# How probable are 3 consecutive birthdays?

April 1, 2013Have you ever wondered what the likelihood is of having three consecutive birthdays in a row? It’s a fun excursion from the classical statisical brain teaser on the birthday problem.

To begin with we’ll **consider the probability of a given three people - let’s call them Alex, Brian and Catherine - having consecutive birthdays.** For those familiar with sets, we’ll represent them with the set \(P = \{ Alex, Brian, Catherine \}\).

## Making assumptions

To keep the Math reasonably simple, we’ll make a few assumptions:

- Births aren’t evenly distributed throughout the year, but we’ll assume they are.
- We’ll ignore leapyears and take a year as 365 days.
- We’ll assume these three people are picked at random.

## Applying Combinatorics

Recall that we defined the set of the 3 people as \(P = \{ Alex, Brian, Catherine \}\).

P can be *permuted* (ordered) in several different ways, for instance \(( Brian, Alex, Catherine )\) or \(( Catherine, Alex, Brian )\). How many different permutations are there? Time for a little Combinatorics.

If you’ve done this thing before, recall there are \(m!\) ways to rearrange \(m\) elements. If you’ve no idea what I just said, take a look at this explanation. There are \(|\mathrm{P}| = 3\) birthdays, so there are \(3! = 3 \times 2 \times 1 = \mathbf{6}\) permutations.

## Applying Probability

Thanks to the addition rule we just need to find the probability of a single permutation. We’ll consider \(( Alex, Brian, Catherine )\):

- Alex’s birthday can happen on
*any day of the year*, with probability \(\frac{365}{365} = 1\). - Brian’s birthday must happen on
*the day after that of Alex*, with probability \(\frac{1}{365}\). - Catherine’s must happen on
*the day after that of Brian*, again with probability \(\frac{1}{365}\).

These events are all independent, so we can just use the multiplication rule to find the chance of them all occurring:

\(\frac{365}{365} \times \frac{1}{365} \times \frac{1}{365} = \frac{1}{365^2} = 0.000007506\ldots\)

That’s roughly a \(0.00075\%\) chance.

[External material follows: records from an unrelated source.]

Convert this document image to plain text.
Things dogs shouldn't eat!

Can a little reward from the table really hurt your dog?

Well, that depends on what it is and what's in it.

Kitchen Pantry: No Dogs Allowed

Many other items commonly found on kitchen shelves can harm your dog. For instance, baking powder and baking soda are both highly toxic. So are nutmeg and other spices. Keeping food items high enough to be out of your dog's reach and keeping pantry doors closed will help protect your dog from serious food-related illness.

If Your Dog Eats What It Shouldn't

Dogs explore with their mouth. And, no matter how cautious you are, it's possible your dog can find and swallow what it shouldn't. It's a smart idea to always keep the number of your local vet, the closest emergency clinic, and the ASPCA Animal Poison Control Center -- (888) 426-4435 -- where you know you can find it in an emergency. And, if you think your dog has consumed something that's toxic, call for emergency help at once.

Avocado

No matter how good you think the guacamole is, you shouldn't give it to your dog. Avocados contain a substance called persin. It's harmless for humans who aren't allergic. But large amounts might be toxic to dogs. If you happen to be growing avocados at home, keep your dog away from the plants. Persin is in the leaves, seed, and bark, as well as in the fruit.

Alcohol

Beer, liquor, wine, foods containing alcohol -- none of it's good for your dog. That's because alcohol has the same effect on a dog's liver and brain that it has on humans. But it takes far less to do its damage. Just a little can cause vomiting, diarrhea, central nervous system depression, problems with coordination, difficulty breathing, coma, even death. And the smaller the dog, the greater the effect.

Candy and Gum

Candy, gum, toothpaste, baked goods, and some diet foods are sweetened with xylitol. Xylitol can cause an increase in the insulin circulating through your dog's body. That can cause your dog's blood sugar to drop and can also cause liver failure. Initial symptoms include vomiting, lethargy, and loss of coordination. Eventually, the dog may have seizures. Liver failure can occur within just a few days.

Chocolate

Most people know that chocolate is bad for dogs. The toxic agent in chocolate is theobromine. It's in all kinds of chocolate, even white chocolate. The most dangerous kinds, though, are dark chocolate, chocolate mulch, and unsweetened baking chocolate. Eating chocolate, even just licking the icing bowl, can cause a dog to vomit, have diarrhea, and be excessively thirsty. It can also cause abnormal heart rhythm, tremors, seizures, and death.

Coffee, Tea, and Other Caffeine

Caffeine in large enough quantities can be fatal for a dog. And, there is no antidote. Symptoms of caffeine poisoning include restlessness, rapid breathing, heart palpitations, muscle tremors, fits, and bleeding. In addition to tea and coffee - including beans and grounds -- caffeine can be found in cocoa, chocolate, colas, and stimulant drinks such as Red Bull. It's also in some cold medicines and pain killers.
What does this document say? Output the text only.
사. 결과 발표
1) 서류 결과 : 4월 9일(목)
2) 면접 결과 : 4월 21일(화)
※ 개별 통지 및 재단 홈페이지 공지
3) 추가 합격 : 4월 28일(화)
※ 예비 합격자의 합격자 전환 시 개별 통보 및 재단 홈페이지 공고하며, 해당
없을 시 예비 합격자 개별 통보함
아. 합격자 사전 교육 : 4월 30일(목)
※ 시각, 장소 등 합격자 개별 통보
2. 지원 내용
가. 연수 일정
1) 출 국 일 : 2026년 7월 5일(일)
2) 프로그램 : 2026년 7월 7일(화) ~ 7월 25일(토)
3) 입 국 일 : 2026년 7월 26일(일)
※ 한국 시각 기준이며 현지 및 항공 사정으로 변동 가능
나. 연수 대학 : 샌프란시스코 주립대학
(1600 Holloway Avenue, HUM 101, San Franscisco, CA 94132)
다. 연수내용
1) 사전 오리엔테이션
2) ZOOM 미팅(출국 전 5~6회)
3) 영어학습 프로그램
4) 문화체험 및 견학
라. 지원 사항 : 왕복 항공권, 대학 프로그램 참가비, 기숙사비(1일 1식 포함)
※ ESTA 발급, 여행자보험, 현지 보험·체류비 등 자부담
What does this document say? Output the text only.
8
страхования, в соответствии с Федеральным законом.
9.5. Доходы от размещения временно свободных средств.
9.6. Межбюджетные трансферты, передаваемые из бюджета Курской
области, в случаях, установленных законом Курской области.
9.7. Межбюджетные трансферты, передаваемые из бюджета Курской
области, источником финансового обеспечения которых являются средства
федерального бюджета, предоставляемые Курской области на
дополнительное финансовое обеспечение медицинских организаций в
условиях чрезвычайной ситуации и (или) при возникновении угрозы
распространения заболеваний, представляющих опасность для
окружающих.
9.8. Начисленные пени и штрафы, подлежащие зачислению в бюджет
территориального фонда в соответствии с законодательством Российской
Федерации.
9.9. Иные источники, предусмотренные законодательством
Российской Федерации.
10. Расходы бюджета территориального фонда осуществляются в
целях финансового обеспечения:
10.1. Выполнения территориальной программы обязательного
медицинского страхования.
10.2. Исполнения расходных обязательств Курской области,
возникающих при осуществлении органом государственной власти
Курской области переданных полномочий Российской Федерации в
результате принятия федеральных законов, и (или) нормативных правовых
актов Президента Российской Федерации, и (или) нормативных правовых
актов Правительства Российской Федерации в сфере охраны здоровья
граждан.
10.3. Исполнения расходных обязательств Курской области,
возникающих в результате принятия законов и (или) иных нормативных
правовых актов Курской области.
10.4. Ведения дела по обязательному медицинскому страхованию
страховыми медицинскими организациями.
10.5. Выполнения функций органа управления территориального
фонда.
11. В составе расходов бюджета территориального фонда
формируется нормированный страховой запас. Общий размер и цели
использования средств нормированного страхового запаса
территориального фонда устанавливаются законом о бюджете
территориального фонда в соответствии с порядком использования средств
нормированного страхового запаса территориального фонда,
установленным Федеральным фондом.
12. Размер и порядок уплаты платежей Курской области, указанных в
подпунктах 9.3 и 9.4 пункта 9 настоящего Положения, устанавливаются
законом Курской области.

Now let’s account for the 6 permutations:

\(6 \times \frac{1}{365^2} = \frac{6}{365^2} = 0.00004503\ldots\)

**So the probability of three people having consecutive birthdays is roughly \(0.0045\%\).**

## Applying this result to groups of people

The original Birthday problem ultimately concerns *how many people you need in a group for two or more of them to share birthdays*.

To do this for our similar problem the key is to use how many different groups of 3 people can arise from a group of \(x\) people. Where \(^{n}C_{k}\) represents these k-combinations, plot the function:

\(x \in \mathbb{Z}, x \ge 3,\ y =\ ^{x}C_{3} \times \frac{6}{365^2}\)

Then find the first value of \(x\) where \(y > 0.5\), and you’ve got the smallest number of people where it is probable for there to be three consecutive birthdays.

I’ll leave this final step as an exercise for the reader.

## Footnote

You might get confused if trying to derive this. There are 4 different ways to make 3 days of birthdays as \(( Alex, Brian, Catherine )\), depending on whether the second two birthdays are the day before or after. However since these 4 different ways are each only of \(\frac{1}{4}\) probability it all cancels out.

Many thanks to the wonderful people that reviewed drafts of this post: the statistical Samuel Littley, the inventive Nemil Dalal, the organised Andy Bursh, the clarifying Isabell Long & the syntactical David Kendal.

Any statistical shortcomings are the fault of the author, Michael Mokrysz.

**UPDATE 1**: I noticed I’d missed out the 4 different ways the birthdays can arise, so corrected for that.

**UPDATE 2**: Samuel Littley pointed out that whilst there are indeed 4 ways to make each triple, the probability of any specific one happening means that we divide by 4 again. Post updated with this reasoning.